Sikh rites: The Sikhs engage in various regular activities to concentrate the mind on God and undertake selfless service. These rites and services are:

Ardas: The Ardās is normally said while standing with folded hands before and after performing any relevant task. It starts with "pritham bhagautee simar kai, Gur Nanak laee dhiaa-e " and ends with "Naanak naam charhdee kalaa, tayray bhaanay sarbat da bhala."  It is more than just a prayer; it is a new concept of therapy for the elevation of the human spirit, mind and body. Following are the main features and benefits of saying the ardās.

Dasvand: is the giving of one tenth of one's income (10%) to the Guru's cause. It is a practice of recognizing that every thing comes from God, the benevolent Giver and this demonstrates the Sikh's faith and devotion to the Guru. The dasvand is like a seed. The Sikhs believe that this is a seed of trust that actually has the effect of multiplying your income just as a seed sprouts and grows into more plants.

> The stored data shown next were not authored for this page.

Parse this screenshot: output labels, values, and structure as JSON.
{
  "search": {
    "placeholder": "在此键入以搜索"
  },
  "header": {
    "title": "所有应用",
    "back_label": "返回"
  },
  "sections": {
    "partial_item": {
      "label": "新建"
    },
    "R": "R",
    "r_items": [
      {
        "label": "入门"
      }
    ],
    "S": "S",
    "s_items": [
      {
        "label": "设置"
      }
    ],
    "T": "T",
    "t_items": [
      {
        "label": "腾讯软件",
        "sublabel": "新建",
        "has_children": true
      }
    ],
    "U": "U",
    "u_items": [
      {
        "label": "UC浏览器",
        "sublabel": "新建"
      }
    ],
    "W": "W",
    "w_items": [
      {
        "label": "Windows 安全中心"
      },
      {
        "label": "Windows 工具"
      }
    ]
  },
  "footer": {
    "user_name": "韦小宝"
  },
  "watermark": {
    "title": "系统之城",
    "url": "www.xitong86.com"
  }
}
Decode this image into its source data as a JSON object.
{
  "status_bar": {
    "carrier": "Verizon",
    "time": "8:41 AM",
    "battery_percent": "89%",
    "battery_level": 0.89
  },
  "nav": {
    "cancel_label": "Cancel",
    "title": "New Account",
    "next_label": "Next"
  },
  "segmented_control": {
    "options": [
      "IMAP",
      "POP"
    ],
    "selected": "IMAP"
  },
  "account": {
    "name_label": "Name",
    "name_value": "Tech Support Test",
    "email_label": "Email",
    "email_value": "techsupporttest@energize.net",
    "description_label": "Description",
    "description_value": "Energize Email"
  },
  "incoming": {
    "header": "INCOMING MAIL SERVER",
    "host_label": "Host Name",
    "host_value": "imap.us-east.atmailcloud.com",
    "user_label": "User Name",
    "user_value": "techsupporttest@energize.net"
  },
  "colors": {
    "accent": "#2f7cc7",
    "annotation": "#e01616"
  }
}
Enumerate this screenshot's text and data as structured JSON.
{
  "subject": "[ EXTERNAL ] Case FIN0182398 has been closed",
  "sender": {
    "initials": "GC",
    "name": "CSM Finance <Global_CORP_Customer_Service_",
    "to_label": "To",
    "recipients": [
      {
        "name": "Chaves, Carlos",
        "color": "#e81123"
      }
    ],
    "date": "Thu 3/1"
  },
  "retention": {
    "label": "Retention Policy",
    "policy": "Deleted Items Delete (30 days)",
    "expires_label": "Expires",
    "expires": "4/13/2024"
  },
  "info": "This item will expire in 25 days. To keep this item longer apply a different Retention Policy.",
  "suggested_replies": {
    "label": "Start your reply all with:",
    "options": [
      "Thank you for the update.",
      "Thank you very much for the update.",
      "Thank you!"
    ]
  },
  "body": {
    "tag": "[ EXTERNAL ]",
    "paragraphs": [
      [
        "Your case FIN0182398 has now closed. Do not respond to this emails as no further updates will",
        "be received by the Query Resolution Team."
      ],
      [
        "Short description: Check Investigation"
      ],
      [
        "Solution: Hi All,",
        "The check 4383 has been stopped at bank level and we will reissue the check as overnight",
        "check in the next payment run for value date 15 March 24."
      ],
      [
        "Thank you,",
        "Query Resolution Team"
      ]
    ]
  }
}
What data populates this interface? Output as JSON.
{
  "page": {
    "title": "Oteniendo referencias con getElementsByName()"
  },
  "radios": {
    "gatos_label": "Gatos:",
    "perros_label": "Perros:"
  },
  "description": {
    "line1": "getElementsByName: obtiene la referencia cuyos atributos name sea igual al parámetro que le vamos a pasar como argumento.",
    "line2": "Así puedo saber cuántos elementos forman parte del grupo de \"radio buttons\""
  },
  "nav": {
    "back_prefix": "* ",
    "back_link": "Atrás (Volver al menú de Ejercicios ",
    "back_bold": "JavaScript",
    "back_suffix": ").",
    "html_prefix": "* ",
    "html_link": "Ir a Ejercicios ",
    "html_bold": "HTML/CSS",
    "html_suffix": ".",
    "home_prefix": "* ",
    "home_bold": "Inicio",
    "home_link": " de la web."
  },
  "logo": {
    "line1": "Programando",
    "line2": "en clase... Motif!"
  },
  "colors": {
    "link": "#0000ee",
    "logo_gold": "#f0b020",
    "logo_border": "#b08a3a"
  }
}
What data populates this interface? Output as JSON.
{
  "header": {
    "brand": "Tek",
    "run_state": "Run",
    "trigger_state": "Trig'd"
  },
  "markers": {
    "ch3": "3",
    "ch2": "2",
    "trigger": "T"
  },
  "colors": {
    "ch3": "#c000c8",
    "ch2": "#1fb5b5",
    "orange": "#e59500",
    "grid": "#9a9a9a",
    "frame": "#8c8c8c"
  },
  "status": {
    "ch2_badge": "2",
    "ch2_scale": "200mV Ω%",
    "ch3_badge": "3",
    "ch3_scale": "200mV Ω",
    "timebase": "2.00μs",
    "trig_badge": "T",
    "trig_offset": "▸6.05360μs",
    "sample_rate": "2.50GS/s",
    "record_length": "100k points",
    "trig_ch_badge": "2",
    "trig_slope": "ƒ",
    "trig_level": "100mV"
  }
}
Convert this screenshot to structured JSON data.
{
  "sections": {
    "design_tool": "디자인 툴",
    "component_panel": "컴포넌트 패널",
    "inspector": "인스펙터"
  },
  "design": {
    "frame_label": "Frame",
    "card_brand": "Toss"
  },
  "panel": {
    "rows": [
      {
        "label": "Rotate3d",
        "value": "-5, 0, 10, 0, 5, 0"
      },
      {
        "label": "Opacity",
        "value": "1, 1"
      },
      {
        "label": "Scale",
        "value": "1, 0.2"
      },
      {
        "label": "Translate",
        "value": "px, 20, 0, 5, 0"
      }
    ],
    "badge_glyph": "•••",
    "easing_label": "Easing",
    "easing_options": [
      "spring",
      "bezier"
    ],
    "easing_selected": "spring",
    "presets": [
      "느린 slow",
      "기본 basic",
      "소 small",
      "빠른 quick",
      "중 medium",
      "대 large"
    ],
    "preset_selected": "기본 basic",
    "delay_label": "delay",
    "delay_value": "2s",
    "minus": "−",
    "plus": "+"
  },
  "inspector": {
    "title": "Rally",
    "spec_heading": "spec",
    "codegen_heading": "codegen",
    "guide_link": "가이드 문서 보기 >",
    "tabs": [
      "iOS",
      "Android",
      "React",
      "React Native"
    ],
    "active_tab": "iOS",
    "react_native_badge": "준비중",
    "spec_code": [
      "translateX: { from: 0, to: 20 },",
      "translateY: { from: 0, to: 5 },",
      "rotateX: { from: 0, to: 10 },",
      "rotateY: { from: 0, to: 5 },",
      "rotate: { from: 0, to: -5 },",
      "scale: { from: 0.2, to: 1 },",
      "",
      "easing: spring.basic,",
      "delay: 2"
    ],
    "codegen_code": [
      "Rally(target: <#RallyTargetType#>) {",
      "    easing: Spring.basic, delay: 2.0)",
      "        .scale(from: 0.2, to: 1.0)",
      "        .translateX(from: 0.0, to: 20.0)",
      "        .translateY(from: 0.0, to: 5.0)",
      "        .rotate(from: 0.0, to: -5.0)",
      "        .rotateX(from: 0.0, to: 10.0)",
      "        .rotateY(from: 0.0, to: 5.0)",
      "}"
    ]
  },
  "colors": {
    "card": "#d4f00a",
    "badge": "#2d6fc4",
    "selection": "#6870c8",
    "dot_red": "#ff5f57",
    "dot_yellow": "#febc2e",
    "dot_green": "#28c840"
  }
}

Langar: is the term used in the Sikh religion for the free, vegetarian-only food served in a Gurdwara and eaten by everyone sitting as equals. The practice was introduced by Guru Nanak Dev Ji to break the caste system that was prevalent in India during the 13th and 14th centuries.

Paath: is the recitation of Gurbani. It may be done individually or in a group; it can be the recitation of one's Banis (one coherent section) or any part of the Siri Guru Granth Sahib, alone or with others listening or reciting along. The person reciting Gurbani should pronounce every syllable correctly so that the Naad, the sound current may be produced and affect the consciousness of the one reciting and the one listening.

Kara Parshad: is a sweet flour based oily vegetarian food which is offered to all visitors to the Darbar Sahib in a Gurdwara. This is regarded as food blessed by the Guru and should not be refused. As it has a very high sugar and oil content, if these ingredients are not suitable for you, ask the Sewadar to give you a very small amount of “Parshad”.

Kirtan: is one of the pillars of Sikhism and in that context refers to the singing of the sacred hymns from the Guru Granth Sahib to set music normally in classical Ragas format. The Sikhs place huge value on this type of singing and a Sikh is duty bound to listen and/or sing Guru-Kirtan as frequently as possible.